Any legal action of whatever nature brought by either you or us (collectively, the "Parties" and individually, a "Party") shall be commenced or prosecuted in the state and federal courts located in Travis County, Texas, and the Parties hereby consent to, and waive all defenses of lack of personal jurisdiction and forum non conveniens with respect to venue and jurisdiction in such state and federal courts.

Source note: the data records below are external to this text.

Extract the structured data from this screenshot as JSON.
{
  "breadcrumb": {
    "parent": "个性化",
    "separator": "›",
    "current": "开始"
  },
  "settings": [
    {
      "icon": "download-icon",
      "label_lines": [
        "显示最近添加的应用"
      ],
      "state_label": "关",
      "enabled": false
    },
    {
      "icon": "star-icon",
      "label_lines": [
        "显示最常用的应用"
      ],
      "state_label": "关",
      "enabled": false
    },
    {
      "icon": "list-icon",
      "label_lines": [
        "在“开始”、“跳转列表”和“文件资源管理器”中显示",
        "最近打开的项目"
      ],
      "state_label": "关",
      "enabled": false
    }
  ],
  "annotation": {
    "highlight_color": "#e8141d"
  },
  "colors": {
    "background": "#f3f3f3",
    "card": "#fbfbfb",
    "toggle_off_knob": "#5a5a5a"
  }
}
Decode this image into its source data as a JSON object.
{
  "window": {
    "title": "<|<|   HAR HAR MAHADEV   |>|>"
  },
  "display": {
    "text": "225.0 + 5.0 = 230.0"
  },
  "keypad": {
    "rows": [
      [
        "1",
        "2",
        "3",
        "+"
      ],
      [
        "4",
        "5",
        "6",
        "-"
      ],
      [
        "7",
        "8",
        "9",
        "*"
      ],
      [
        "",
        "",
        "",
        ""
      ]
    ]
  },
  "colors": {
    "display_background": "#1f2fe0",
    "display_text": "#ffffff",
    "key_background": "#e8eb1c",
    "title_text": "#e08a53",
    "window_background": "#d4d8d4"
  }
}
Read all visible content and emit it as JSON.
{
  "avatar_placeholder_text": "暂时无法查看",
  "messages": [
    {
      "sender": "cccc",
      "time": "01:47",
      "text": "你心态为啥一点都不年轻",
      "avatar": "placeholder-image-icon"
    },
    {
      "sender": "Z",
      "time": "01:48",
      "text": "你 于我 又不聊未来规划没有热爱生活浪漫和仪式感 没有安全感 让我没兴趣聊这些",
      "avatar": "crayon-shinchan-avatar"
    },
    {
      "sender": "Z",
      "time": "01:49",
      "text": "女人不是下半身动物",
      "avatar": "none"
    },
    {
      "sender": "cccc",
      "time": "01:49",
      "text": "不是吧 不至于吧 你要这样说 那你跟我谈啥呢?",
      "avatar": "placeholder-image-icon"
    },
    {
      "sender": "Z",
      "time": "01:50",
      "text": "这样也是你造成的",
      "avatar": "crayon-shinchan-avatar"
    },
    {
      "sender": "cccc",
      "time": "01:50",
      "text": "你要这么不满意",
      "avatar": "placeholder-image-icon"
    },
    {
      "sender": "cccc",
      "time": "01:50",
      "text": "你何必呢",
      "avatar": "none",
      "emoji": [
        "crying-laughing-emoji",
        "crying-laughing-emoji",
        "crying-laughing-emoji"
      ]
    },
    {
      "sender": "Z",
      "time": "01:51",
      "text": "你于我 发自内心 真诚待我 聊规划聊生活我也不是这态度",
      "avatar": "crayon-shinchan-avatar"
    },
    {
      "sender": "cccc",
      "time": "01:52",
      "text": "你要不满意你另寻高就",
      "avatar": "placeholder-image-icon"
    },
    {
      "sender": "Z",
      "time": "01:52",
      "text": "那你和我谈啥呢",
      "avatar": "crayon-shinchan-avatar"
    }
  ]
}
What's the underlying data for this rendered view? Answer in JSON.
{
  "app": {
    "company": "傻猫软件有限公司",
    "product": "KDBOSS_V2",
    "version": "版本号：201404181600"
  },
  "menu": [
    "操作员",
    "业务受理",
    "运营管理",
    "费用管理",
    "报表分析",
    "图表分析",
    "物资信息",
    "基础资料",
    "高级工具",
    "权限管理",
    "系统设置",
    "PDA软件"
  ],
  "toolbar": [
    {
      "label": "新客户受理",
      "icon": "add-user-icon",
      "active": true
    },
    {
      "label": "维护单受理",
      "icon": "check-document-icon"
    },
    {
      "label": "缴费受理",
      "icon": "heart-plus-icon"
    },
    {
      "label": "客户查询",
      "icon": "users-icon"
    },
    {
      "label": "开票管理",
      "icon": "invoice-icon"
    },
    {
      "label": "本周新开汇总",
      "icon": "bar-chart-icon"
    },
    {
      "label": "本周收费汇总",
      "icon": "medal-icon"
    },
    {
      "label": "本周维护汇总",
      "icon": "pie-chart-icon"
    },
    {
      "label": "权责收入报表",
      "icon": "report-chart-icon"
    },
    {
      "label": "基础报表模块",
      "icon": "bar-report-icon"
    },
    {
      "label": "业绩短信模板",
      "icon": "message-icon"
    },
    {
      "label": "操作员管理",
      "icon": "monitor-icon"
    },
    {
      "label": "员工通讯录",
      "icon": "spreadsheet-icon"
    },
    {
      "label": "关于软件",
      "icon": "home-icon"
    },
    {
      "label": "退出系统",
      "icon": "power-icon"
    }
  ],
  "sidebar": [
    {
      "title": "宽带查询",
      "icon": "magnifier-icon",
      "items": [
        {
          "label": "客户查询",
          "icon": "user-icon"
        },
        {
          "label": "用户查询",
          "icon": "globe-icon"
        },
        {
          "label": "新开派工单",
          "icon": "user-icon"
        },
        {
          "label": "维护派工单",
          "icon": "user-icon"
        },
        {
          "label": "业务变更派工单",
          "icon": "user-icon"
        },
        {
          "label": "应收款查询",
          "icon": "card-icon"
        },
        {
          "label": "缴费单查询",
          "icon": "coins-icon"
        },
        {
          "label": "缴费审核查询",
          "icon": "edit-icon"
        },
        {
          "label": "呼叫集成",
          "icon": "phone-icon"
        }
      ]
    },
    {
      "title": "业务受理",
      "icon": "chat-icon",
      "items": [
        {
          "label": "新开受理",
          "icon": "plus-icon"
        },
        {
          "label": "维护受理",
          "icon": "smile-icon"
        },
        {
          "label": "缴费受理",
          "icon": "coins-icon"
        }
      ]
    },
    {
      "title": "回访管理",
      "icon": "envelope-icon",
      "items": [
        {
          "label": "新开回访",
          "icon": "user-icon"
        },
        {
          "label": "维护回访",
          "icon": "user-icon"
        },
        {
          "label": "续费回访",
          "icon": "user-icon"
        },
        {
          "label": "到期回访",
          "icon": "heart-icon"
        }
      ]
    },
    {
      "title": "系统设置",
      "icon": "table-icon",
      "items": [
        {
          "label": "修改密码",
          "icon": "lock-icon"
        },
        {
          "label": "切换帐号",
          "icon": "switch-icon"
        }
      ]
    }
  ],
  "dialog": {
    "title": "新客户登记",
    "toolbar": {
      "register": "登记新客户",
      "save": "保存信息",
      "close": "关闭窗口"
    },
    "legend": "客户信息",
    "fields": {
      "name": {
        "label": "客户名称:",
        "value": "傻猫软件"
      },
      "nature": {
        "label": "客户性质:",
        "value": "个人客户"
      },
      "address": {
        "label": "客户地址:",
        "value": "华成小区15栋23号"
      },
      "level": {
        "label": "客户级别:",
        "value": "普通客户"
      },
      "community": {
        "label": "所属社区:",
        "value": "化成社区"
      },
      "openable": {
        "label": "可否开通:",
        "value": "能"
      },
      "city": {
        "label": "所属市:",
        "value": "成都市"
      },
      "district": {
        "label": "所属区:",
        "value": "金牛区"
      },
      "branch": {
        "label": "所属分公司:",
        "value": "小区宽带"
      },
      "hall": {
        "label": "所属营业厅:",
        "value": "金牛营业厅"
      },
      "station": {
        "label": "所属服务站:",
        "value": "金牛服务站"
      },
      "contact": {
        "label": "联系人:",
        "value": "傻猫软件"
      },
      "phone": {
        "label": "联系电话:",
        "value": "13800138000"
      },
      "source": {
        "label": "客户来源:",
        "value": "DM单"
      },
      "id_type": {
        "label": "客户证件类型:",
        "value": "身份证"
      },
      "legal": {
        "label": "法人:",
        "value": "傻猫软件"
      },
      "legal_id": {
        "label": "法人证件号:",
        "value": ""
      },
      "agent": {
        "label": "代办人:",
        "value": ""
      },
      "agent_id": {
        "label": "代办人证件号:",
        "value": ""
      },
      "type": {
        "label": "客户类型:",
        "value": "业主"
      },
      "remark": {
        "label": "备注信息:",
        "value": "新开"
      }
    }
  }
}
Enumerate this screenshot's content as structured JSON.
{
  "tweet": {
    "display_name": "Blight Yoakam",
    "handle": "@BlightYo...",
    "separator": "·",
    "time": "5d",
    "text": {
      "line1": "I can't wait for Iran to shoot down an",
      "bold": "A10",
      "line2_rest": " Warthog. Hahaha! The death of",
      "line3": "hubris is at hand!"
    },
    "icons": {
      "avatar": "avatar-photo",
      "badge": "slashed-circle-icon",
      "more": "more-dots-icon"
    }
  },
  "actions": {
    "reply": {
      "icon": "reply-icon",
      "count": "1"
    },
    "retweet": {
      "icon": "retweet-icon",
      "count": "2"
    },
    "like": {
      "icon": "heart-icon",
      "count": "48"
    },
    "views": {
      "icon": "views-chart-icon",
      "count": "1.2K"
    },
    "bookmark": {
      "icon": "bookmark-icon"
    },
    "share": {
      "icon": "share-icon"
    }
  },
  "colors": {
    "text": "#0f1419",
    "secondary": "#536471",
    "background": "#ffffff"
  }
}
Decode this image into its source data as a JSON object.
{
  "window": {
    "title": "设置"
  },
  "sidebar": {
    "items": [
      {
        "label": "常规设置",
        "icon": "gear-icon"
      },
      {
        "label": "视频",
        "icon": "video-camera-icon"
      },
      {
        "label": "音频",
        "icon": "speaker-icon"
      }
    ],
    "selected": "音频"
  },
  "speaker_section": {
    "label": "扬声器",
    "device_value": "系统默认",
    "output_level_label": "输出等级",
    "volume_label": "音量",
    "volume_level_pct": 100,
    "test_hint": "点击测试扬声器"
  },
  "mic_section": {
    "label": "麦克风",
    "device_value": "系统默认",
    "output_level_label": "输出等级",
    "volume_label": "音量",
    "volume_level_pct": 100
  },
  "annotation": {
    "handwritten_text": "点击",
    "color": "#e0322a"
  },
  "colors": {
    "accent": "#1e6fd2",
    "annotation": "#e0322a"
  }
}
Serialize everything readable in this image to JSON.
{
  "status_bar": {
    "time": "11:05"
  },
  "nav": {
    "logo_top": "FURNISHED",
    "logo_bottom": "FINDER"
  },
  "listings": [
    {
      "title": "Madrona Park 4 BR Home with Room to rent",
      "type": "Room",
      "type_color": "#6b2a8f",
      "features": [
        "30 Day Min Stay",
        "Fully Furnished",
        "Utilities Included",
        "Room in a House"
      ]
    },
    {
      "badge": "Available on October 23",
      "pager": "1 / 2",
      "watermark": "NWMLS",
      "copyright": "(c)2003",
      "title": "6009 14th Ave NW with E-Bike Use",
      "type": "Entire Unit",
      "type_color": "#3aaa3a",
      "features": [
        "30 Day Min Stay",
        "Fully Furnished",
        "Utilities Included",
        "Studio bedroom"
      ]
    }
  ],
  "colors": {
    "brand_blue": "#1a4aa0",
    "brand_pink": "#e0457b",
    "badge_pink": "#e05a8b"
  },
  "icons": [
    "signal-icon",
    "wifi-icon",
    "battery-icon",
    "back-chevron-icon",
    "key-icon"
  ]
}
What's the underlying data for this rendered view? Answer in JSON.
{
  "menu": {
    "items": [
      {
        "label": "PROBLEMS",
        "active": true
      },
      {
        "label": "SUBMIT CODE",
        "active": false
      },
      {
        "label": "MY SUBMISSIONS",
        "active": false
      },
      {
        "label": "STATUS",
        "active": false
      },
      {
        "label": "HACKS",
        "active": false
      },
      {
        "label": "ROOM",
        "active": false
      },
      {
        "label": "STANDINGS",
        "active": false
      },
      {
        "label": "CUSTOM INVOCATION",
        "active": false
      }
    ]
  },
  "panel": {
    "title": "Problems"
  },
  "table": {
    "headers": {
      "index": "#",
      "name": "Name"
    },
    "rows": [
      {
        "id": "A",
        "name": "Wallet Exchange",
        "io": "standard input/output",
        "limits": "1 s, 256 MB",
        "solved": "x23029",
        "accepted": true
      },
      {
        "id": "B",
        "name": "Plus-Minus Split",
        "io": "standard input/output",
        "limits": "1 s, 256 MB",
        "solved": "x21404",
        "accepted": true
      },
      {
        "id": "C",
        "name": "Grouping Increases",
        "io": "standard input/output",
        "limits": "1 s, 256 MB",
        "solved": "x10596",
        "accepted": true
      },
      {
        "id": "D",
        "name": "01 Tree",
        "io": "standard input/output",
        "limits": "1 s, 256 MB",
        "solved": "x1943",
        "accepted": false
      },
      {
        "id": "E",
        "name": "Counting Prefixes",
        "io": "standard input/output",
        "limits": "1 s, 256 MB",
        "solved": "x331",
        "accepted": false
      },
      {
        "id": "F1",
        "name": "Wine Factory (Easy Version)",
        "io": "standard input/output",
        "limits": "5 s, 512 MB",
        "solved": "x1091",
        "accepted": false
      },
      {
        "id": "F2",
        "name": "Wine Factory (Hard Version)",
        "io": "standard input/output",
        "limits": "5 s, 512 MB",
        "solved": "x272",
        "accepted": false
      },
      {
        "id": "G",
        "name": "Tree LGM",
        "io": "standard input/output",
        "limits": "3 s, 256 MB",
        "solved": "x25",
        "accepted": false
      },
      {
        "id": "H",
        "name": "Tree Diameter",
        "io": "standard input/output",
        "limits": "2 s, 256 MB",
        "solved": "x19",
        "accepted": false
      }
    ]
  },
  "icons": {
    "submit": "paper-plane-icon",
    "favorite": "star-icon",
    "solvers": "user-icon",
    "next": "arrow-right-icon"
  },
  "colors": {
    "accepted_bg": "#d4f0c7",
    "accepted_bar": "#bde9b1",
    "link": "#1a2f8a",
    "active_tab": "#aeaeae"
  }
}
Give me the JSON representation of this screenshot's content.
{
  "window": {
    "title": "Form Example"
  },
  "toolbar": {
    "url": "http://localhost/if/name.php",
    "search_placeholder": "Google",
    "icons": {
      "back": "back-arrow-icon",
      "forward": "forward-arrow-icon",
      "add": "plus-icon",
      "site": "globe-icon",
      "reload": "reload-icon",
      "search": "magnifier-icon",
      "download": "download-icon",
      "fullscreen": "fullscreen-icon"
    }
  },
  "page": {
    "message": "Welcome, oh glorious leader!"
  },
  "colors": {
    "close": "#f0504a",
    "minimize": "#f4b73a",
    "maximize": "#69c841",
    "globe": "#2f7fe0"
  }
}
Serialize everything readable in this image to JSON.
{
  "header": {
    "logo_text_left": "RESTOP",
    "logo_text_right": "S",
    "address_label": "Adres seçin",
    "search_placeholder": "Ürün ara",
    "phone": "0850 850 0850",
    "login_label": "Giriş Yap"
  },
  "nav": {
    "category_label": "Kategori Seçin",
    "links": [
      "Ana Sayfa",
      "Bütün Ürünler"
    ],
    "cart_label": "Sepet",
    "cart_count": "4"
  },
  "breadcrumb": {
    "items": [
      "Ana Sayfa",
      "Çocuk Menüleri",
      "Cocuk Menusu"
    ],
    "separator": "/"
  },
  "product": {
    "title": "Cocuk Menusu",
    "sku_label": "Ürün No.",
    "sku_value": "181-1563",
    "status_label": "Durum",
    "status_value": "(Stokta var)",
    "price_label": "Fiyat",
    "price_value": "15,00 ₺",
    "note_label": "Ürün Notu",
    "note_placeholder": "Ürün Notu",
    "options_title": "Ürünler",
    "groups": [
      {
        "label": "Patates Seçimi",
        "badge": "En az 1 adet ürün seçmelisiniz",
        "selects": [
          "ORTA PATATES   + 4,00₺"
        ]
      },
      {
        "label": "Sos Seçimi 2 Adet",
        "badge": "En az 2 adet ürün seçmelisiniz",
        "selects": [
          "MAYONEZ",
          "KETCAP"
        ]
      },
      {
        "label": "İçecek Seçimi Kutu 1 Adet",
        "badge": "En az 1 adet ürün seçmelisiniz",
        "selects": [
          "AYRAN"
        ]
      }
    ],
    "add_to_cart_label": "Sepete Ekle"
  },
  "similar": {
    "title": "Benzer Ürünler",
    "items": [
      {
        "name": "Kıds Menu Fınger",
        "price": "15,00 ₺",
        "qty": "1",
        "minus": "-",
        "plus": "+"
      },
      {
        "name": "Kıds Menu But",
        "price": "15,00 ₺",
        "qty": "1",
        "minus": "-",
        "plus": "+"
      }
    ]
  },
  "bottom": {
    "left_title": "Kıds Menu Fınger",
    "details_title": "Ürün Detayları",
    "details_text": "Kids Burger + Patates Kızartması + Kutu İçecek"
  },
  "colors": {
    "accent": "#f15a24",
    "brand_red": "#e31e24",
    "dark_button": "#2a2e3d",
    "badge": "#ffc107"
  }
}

11. Modifications and Interruptions

We reserve the right to change, modify, or remove the contents of the Services or these Terms at any time or for any reason at our sole discretion without notice. However, we have no obligation to update any information on our Services. We will alert you about any changes by updating the "Last Updated" date of these Terms, and you waive any right to receive specific notice of each such change.

We cannot guarantee the Services will be available at all times. We may experience hardware, software, or other problems or need to perform maintenance related to the Services, resulting in interruptions, delays, or errors.

12. Miscellaneous

These Terms and any policies or operating rules posted by us on the Services or in respect to the Services constitute the entire agreement and understanding between you and us. Our failure to exercise or enforce any right or provision of these Terms shall not operate as a waiver of such right or provision.

If any provision or part of a provision of these Terms is determined to be unlawful, void, or unenforceable, that provision or part of the provision is deemed severable from these Terms and does not affect the validity and enforceability of any remaining provisions.

There is no joint venture, partnership, employment or agency relationship created between you and us as a result of these Terms or use of the Services.